Linda Thompson

Fashionably Late (Rounder)

Oct 9, 2002 at 4:00 am
On Richard and Linda Thompson's landmark albums together -- which introduced piercing electric guitar and Cajun spice to the British folk Richard had helped define in Fairport Convention -- Richard's songs shuffled to the gallows, shadowed by Linda's pale-alto widow's walk. The two named the dirty street where the condemned find their survivors, then drag them down. In the twenty years since their marriage disintegrated over the open fire of their last album, Shoot Out the Lights, Richard has become the king of that avenue, cultivating a devout following with his trenchant songs and immediately recognizable guitar sound. But since her lone solo disc in 1985, Linda has been silent thanks to a long bout with hysterical dysphonia, a chronic and utterly muting stage fright.

But like a bartered bride emerging from the Tower of London, Linda Thompson doesn't care that she might have been queen. On the coyly titled Fashionably Late, her lyrics and gracefully weary singing -- restored to full power and sounding eerily unchanged -- are reminders that it's no better out here than it is in the dungeon.

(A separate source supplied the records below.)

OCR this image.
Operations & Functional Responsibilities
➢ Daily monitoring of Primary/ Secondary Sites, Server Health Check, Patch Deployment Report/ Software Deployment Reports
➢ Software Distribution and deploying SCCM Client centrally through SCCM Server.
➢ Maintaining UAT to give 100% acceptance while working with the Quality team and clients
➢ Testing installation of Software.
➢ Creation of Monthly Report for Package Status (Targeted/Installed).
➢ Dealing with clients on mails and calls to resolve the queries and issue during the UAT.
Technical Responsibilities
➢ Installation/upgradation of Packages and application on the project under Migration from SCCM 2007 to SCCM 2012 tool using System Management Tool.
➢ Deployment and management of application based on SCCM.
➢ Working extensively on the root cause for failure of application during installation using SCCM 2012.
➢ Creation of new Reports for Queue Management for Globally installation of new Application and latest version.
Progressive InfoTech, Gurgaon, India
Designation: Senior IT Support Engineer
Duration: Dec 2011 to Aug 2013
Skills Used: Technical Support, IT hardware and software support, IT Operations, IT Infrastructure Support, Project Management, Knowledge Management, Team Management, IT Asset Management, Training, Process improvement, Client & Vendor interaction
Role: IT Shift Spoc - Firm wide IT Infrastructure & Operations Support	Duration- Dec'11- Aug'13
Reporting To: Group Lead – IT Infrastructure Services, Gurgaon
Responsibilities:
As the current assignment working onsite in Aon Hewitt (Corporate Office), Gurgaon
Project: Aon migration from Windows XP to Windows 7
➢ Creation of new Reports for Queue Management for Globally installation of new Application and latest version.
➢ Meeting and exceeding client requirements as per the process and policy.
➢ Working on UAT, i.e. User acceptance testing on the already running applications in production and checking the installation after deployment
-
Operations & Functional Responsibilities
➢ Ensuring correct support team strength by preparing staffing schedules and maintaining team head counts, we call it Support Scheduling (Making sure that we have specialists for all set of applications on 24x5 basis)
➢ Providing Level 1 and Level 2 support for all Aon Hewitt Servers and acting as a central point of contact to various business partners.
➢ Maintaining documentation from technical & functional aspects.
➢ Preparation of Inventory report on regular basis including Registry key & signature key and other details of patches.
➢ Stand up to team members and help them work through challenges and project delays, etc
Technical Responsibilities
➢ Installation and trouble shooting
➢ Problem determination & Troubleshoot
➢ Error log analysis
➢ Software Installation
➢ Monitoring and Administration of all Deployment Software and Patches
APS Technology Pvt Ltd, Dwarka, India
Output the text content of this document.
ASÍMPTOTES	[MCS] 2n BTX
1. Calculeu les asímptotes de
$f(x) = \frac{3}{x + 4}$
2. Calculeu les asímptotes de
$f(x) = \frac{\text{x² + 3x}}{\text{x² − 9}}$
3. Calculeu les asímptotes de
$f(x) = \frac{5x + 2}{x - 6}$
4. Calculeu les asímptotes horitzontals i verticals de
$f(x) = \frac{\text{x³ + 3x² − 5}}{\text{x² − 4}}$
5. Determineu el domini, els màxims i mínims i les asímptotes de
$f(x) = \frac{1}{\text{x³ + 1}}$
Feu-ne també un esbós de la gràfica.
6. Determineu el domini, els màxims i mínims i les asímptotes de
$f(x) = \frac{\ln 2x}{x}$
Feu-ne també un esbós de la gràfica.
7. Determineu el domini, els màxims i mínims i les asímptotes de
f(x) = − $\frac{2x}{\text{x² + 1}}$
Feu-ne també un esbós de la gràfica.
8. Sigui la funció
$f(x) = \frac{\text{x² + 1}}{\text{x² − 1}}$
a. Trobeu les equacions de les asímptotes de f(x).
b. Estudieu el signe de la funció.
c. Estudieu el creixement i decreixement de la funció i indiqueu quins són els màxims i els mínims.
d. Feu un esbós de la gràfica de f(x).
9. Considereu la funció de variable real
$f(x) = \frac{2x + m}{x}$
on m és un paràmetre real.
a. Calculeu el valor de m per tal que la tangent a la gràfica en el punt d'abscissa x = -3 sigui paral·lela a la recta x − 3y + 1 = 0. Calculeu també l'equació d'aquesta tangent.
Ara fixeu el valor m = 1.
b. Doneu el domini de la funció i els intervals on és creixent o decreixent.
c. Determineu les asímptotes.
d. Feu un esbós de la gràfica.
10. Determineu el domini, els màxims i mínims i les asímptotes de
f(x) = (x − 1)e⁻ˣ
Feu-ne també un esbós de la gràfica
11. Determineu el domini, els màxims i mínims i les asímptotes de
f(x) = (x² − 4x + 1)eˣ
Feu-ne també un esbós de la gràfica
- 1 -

Except for the help. Linda's first album in seventeen years includes Fairport Convention alums Jerry Donahue and Dave Mattacks (on guitar and drums, respectively), double-bass master Danny Thompson, California-pop eccentric Van Dyke Parks (on accordion), singers Rufus and Martha Wainwright and Nick Drake's string arranger, Robert Kirby, himself MIA the past 25 years. Oh, and Richard sings and plays on the opening "Dear Mary," an unlikely reunion that's all the more powerful for its offhandedness.

Late is a family album. The Thompsons' son Teddy (a veteran of his father's touring band whose own strong debut disc arrived last year) wrote or cowrote most of Late's songs, and he duets with his mother on "Evona Darling," its delicate centerpiece. Daughter Kamila sings backup. The fugitive's waltz "Dear Mary" includes all four.

This album's back page, though, is a snapshot of a past unforgotten. On the last song, Linda sings, Here's to the dreams that went awry/and to the tears I could not cry/For it was long ago that I said goodbye/to that dear old man of mine. The jaunty diplomacy of "Dear Mary" evaporates, and the effect is spellbinding. As Linda limbos under her son's guitar to reach her low last note, for a split second she hovers out of tune over his final chord. Momentarily unsteady, it's Linda's answer to Shoot Out the Lights' climactic question (from that album's "Did She Jump"), Did she jump or was she pushed? Neither. She came in off the ledge and paused a long time, then made a record worth the wait.